Technically yes, but a bit too slowly for me and with too many steps and disconnects.
Having to keep on pressing Update to get it to swap, even though Previews are already cached, seems an unnecessary step. Is there any reason why someone would switch from say, Standard to Lines and not want the image to change to the correct Preview for that?
If there is no Preview yet, then OK, it can’t show it, but if there is: why not show it?
There are also disconnects between Preferences and the Previews. Changing from say Low to High RAM does not force an update to occur, making it impossible to compare results between GPU, CPU, w/ High, Med, or Low without exporting them.
Changing the Noise/Blur sliders does not change the image, although the Preview still says ‘Preview Updated’ with the green bar at the bottom, although the Update Preview button then becomes ‘available’. The image is not changed. Making a New Preview with Noise=0 and Noise = 100 allows you to Press the Update Preview button and toggle between them like different images, but only by doing that.
There have also been times where no matter what I do, nothing changes and I’m forced to move the Window slightly to get it to realise it really does have to Update the image.

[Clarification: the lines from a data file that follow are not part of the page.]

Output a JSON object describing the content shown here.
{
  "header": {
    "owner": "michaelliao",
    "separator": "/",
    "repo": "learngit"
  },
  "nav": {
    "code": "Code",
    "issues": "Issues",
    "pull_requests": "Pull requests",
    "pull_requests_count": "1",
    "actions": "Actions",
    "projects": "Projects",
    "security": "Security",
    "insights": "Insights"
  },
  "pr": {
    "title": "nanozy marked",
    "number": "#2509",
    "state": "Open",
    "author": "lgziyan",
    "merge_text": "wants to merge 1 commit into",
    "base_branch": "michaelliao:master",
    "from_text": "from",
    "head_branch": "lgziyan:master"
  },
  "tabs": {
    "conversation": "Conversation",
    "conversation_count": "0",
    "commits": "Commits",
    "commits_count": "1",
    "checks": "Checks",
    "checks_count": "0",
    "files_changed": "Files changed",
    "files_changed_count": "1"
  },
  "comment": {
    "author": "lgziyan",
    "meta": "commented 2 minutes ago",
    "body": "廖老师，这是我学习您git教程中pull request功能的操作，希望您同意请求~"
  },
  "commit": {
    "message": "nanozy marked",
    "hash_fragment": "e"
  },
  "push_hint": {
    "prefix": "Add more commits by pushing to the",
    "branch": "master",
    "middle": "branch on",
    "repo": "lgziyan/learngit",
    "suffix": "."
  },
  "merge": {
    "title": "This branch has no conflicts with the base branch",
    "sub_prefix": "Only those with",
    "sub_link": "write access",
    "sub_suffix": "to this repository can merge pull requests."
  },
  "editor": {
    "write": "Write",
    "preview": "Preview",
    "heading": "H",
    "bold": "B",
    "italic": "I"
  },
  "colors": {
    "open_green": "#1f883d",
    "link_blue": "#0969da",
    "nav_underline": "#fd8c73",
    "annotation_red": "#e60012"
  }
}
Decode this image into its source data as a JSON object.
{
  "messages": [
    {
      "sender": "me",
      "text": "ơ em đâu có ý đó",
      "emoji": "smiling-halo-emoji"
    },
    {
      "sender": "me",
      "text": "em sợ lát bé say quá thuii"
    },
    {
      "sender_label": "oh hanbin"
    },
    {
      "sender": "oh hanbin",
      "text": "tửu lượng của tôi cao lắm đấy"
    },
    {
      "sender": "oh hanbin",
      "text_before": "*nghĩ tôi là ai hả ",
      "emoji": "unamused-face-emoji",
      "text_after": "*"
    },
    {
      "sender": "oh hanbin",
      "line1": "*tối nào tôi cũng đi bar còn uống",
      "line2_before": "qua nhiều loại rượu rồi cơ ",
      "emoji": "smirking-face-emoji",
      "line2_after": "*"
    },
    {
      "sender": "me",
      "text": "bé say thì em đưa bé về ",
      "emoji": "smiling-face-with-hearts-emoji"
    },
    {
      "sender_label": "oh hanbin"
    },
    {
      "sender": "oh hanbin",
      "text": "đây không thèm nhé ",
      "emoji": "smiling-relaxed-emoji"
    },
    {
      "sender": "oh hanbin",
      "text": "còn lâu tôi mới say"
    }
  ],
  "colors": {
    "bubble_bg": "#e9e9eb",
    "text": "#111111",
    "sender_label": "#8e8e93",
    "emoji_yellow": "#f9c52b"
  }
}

In coding terms, this seems to suggest there are several places where the cache is not being marked as ‘dirty’ and there isn’t a full set of inter-dependencies mapped out for each possible change we can make with sliders/buttons.
Even then, sometimes if I move the window only a few pixels to ‘nudge’ it into doing an Update, it still doesn’t light up the ‘Update Preview’ button; which seems to indicate its Preview image is perhaps slightly larger than what is displayed, and if you move the window anywhere within that image (say it has a 5% margin stored?) it considers it the same image and ‘saves time’ by not updating anything.
I also mentioned a few other examples at the end of the v5.5.2 release thread last week that still apply.